Et pourtant la réforme des Aspirants au Métier d’Enseignant ne fait toujours pas l’unanimité ?
Quelles autres solutions avons-nous aujourd’hui ? Nous avons des déficits chroniques dans trois matières principales : Maths, français, EPS. Normalement, les AME constituent une solution provisoire. La pénurie d’enseignants est un problème mondial. Nous y travaillons. Le gouvernement compte régler ce problème avec des productions suffisantes de professionnels de l’enseignement.
La qualité dans les Ecoles Normales Supérieures est souvent remise en cause. Qu’a fait le CNE en 4 ans ?

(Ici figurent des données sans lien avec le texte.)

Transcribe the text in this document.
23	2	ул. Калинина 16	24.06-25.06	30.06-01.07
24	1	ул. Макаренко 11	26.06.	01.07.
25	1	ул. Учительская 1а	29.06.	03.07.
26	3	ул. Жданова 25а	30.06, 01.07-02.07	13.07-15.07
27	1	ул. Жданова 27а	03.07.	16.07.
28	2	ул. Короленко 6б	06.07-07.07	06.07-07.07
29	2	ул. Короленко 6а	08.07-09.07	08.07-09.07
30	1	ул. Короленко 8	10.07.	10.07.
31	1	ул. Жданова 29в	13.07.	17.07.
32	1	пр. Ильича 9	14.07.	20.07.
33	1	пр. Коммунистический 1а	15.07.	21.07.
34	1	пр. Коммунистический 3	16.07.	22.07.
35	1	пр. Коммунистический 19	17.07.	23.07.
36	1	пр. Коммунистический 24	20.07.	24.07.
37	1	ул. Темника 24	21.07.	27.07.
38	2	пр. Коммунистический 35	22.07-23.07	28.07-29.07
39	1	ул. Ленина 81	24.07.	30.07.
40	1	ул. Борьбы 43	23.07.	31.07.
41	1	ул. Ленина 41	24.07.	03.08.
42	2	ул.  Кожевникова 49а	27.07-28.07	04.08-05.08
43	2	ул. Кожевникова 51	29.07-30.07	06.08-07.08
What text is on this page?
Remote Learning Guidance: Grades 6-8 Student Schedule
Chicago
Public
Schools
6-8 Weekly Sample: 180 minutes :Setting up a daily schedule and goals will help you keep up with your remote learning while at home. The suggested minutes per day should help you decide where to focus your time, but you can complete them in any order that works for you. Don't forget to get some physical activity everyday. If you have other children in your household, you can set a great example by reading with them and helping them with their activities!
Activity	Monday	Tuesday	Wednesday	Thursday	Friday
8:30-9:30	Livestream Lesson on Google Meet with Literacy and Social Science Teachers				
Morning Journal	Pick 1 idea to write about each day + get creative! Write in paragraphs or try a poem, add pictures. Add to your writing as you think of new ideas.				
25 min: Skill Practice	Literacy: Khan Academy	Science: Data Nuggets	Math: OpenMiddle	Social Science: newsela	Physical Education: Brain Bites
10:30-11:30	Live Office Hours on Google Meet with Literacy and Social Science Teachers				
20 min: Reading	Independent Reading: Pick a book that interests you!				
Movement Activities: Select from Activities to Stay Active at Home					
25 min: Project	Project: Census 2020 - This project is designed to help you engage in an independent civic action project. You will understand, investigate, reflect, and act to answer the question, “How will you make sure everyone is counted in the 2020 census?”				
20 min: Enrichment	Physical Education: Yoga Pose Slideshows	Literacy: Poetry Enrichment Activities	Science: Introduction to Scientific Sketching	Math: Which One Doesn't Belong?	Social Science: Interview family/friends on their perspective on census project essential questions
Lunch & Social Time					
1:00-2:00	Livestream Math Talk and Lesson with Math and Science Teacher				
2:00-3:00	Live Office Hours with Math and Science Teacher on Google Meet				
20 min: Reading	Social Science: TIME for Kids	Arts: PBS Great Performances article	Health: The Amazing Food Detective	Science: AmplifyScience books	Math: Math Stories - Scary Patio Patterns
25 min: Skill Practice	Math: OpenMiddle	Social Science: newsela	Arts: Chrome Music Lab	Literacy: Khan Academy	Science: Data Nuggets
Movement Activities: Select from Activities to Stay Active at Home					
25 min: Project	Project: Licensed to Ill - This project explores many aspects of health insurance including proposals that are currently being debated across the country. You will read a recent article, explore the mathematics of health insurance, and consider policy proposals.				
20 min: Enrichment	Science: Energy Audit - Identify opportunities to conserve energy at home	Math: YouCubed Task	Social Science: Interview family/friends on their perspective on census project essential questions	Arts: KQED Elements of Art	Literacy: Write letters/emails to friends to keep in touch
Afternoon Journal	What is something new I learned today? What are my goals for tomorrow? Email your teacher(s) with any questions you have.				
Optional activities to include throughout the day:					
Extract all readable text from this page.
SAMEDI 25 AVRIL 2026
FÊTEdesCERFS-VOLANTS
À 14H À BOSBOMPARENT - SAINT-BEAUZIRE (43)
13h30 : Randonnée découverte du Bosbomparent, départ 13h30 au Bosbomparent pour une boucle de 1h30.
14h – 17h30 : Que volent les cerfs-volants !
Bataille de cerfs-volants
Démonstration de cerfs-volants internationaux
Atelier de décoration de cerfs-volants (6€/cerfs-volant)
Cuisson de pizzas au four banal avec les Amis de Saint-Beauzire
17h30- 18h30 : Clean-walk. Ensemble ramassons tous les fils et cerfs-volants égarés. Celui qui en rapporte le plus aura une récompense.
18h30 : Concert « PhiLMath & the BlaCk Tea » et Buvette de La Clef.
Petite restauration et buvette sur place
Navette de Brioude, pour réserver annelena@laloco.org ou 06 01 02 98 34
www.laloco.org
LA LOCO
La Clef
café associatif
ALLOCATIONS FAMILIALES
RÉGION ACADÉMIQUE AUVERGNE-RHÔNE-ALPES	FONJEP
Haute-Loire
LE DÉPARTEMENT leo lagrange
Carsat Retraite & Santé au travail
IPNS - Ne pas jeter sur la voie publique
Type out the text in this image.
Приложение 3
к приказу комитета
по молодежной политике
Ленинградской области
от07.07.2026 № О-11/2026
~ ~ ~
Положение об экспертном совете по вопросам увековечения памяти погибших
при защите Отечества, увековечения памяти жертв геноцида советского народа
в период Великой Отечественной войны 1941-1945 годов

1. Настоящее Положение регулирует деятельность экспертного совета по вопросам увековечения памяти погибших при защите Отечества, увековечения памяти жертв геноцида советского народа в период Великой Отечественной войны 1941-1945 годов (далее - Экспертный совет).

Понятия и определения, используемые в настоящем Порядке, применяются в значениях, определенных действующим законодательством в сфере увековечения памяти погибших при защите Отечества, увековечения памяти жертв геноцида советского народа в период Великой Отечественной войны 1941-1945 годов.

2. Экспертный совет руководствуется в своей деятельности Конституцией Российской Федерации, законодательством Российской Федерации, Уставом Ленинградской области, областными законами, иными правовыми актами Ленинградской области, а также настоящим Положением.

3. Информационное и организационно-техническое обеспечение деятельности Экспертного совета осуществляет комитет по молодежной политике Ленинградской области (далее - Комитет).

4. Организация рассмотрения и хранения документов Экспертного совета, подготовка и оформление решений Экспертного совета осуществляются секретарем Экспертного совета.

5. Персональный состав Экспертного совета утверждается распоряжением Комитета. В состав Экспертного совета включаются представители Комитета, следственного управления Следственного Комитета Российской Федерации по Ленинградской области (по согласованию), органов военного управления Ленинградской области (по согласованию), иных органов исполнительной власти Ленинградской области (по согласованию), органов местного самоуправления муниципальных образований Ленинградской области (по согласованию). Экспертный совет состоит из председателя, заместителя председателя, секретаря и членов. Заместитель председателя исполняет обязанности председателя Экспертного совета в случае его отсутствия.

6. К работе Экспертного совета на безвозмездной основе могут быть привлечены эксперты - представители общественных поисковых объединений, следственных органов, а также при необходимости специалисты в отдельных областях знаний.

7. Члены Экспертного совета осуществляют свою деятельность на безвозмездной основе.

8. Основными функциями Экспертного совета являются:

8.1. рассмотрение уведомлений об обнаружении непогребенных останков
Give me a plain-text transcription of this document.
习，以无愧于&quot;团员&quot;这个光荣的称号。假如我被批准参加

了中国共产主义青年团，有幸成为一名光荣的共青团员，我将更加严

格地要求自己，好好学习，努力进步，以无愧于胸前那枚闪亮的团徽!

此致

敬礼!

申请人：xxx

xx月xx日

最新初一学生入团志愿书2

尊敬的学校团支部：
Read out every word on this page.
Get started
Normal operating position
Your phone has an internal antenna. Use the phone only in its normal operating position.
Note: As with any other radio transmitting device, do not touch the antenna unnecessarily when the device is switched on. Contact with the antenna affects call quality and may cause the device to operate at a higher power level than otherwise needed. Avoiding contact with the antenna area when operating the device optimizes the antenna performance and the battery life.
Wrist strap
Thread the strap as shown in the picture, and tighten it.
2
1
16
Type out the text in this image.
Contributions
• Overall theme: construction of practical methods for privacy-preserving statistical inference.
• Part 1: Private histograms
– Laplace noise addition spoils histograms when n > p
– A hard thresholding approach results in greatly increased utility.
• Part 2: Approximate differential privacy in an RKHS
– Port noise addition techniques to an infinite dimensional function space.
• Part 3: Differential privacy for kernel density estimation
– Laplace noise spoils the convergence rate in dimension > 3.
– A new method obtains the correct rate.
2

Le CNE a beaucoup fait. En 2022, le CNE est intervenu pour exiger l’organisation des examens professionnels BAPES et CAPES dans les conditions conformes au règlement pédagogique alors même que tout était fin prêt pour faire passer les examens nationaux à des candidats irréguliers ! De même, en 2023, nous avons appris que certains candidats au BAPES et au CAPES n’avaient pas complètement suivi la formation et avaient pourtant reçu leur quitus pour passer les examens nationaux. Là encore, nous avons arrêté le processus et mis en place une équipe d’investigation qui a travaillé d’arrache-pied pendant des semaines et qui nous a sorti des résultats ahurissants. Sur les 400 candidats qui avaient leurs attestations de réussite, la moitié n’a pas suivi les cours. Et le CNE a tenu avec l’ensemble des responsables d’établissements des séances émouvantes au cours desquelles ils ont reconnu les faits et plaidé mea culpa. Ils se sont corrigés et aujourd’hui, les choses sont rentrées en ordre. Le CNE a émis des Directives encadrant la formation des enseignants dans les Ecoles Normales Supérieures publiques et privées. Le CNE suit de près la formation des enseignants.
Beaucoup de parents ont écrit à Educ’Action pour demander la position du Bénin sur l’homosexualité à l’école. Que répondez-vous ?
Cette question n’est quand même pas aussi compliquée. Sur le plan purement juridique, le Bénin a réglé la question avec le code de la famille dont l’article 123 n’envisage le mariage que comme une union entre un homme et une femme. Au niveau du mariage, le problème est donc juridiquement réglé. C’est l’affirmation formelle qui méconnait peut-être parfois la réalité pratique. A l’ombre de la loi, beaucoup d’adeptes de l’homosexualité naissent et fleurissent ! Alors, il faut faire le débat. Mais quel est notre seuil de tolérance ? Jusqu’à présent notre position est NON à l’homosexualité ! Mais il faut être vigilant.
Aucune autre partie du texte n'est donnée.